COVID-19 may also accelerate adoption of existing technologies that farmers were already starting to integrate into their operations, says Mike DiPaola, North American general manager and vice president of global sales for Taranis

Accessing labor was already difficult for farmers and agricultural input dealers before COVID-19. Digital tools like imagery combined with artificial intelligence can form “digital labor” that can help ease labor concerns, says DiPaola.

Taranis offers UAV, aerial, and satellite imagery that’s coupled artificial intelligence in order to quickly identify maladies like weed and diseases, says DiPaola. 

“It doesn’t replace agronomists, but agronomists who use these tools will flourish over agronomists who do not,” says DiPaola. Artificial intelligence can identify and aggregate visual images so farmers, dealers, and agronomists can detect, assess, and develop a plan to counter crop threats, he says. 

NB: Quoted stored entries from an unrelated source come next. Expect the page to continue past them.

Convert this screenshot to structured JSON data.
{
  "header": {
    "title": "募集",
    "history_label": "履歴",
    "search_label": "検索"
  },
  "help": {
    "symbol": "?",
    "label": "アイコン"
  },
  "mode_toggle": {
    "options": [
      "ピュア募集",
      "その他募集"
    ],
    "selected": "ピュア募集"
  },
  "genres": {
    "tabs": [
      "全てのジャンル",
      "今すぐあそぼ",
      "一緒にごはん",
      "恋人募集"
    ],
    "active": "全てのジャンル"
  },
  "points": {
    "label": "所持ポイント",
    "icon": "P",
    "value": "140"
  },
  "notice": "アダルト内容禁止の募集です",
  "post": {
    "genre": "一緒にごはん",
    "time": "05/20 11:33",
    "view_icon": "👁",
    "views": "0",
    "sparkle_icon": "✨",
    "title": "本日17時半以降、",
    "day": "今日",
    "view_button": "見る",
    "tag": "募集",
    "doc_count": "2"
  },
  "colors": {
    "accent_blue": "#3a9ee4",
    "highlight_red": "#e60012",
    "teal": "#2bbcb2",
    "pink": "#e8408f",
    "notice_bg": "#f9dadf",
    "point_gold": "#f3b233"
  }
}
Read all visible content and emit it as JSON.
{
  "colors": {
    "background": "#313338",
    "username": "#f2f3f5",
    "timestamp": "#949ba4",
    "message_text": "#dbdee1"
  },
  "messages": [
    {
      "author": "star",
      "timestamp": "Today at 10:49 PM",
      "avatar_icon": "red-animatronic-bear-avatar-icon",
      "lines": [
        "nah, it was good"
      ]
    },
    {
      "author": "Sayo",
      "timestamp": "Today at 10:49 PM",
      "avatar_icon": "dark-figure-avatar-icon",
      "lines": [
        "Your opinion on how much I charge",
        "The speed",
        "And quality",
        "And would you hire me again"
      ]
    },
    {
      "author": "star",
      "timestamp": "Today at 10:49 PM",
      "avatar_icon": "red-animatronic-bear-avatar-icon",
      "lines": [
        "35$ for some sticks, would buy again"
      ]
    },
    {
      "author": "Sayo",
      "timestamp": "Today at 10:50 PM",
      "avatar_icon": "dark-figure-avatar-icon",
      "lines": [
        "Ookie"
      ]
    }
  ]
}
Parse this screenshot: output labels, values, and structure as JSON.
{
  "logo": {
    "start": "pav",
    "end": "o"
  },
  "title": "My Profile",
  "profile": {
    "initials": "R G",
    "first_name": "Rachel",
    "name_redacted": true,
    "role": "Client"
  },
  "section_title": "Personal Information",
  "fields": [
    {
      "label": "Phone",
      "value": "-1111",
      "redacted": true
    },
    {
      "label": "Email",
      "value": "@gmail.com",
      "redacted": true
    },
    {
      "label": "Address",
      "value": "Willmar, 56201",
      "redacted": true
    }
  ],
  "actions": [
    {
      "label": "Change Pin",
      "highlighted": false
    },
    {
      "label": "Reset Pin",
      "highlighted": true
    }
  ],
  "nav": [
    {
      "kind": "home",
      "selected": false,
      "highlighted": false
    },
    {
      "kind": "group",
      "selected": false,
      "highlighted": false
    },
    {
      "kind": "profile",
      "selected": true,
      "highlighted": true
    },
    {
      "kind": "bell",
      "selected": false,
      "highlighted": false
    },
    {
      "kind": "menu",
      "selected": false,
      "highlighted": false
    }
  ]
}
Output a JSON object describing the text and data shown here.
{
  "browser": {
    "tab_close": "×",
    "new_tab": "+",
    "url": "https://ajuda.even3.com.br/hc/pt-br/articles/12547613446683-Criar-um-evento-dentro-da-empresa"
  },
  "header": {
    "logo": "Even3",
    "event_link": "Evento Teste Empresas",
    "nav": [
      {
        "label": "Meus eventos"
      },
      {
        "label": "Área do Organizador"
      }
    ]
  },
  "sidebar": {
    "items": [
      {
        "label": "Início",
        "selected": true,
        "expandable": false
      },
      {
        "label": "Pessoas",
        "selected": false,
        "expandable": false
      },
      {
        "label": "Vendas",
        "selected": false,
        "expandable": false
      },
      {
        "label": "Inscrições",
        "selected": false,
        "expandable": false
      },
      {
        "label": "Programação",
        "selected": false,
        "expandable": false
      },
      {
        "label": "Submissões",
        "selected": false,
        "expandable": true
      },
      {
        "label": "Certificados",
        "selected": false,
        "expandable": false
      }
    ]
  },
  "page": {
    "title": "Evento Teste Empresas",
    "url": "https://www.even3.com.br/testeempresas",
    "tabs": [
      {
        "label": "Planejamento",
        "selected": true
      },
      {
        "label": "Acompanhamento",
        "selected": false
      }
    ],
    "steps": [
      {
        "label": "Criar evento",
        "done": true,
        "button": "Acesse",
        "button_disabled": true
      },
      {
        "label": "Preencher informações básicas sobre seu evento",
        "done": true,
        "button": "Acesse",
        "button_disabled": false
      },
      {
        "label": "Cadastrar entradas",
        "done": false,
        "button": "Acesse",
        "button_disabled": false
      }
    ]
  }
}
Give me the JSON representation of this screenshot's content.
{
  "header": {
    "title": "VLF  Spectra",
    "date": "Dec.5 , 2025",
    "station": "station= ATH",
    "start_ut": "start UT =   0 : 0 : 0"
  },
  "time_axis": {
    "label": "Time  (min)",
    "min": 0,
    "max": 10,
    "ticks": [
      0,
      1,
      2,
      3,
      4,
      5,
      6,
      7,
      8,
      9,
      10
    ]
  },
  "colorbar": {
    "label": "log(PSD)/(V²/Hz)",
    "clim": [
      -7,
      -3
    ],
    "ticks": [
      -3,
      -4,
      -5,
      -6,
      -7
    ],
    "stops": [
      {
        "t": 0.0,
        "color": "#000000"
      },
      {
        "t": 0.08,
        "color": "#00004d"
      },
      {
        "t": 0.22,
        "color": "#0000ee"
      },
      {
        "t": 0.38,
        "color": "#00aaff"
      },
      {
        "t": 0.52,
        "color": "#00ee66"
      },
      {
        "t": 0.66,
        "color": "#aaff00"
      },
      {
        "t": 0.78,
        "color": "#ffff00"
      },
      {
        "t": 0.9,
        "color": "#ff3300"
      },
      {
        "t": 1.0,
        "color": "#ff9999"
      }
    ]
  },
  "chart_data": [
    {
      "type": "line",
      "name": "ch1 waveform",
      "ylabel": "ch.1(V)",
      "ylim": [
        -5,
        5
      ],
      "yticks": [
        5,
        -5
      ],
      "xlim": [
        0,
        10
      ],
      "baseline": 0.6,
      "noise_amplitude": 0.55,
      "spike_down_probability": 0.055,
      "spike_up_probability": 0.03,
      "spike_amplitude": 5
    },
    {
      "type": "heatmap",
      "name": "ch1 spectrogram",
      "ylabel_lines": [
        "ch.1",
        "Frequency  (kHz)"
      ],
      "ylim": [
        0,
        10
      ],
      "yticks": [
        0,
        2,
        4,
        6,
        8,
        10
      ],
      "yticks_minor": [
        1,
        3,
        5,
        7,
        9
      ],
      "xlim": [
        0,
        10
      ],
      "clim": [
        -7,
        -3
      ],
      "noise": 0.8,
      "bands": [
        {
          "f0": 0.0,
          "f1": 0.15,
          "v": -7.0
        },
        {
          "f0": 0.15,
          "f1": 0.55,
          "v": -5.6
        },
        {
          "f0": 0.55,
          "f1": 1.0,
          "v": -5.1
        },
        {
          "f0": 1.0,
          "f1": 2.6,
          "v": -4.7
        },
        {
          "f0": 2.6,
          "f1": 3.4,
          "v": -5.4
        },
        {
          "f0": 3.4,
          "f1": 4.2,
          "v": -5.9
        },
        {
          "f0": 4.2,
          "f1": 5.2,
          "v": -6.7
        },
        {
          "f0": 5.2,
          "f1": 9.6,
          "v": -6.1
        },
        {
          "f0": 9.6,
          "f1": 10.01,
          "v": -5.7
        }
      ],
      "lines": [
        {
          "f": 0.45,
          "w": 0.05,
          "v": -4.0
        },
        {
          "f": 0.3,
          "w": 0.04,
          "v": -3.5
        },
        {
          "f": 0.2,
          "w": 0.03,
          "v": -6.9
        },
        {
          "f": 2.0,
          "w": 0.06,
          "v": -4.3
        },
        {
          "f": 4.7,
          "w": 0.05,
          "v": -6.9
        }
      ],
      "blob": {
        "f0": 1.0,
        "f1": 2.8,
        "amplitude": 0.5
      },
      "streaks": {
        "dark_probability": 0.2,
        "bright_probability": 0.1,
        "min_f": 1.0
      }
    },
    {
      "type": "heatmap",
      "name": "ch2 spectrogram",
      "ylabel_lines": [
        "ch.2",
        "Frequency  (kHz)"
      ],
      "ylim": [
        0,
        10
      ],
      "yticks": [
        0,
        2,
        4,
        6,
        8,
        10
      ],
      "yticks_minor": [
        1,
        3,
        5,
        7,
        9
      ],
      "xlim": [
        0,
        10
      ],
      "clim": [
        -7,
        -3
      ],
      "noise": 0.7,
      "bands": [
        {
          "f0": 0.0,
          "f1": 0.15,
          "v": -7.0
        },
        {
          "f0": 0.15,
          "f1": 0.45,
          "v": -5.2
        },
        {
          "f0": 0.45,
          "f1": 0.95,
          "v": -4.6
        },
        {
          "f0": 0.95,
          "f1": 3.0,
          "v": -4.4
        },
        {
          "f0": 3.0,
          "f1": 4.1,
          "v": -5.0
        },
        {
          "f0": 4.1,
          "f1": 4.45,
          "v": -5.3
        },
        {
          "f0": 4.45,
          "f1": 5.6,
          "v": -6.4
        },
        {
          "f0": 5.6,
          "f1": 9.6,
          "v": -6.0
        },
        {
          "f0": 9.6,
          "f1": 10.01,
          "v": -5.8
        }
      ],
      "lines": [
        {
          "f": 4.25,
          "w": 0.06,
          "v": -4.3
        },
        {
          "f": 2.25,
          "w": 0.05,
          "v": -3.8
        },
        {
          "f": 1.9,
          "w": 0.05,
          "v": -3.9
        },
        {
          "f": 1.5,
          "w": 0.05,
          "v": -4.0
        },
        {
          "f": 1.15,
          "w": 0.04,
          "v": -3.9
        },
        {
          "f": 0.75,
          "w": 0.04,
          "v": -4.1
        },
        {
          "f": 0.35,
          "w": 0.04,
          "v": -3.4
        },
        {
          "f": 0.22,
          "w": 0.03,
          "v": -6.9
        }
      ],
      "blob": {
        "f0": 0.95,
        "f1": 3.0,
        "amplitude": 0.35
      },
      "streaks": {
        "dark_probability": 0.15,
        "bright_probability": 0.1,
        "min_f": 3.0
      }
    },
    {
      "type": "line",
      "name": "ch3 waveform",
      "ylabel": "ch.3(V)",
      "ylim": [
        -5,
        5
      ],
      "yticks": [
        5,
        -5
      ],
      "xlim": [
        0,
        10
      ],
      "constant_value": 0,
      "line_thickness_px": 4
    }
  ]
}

“I think a lot of this was happening already, with the level of robots and precision agriculture access,” Miille adds. Although robotic technology is being evaluated in the Midwest, it particularly now fills a niche in fruit and vegetable production in states like California because it helps minimize human exposure to COVID-19, Miille says.


Appreciation for Agriculture

One silver lining regarding COVID-19 is that agriculture has been designated as an essential industry. That may further highlight the importance of agriculture with the general public, says Paul Rea, BASF senior vice president, agricultural solutions, North America.

“It shows that we shouldn't take for granted what shows up on the  supermarket shelf every week,” he says. “It should lead to more understanding of what a difficult job farmers do year-in and year-out, despite many challenges. I also think there’s an opportunity for a different entry point into the discussion of how we farm sustainably in the future.”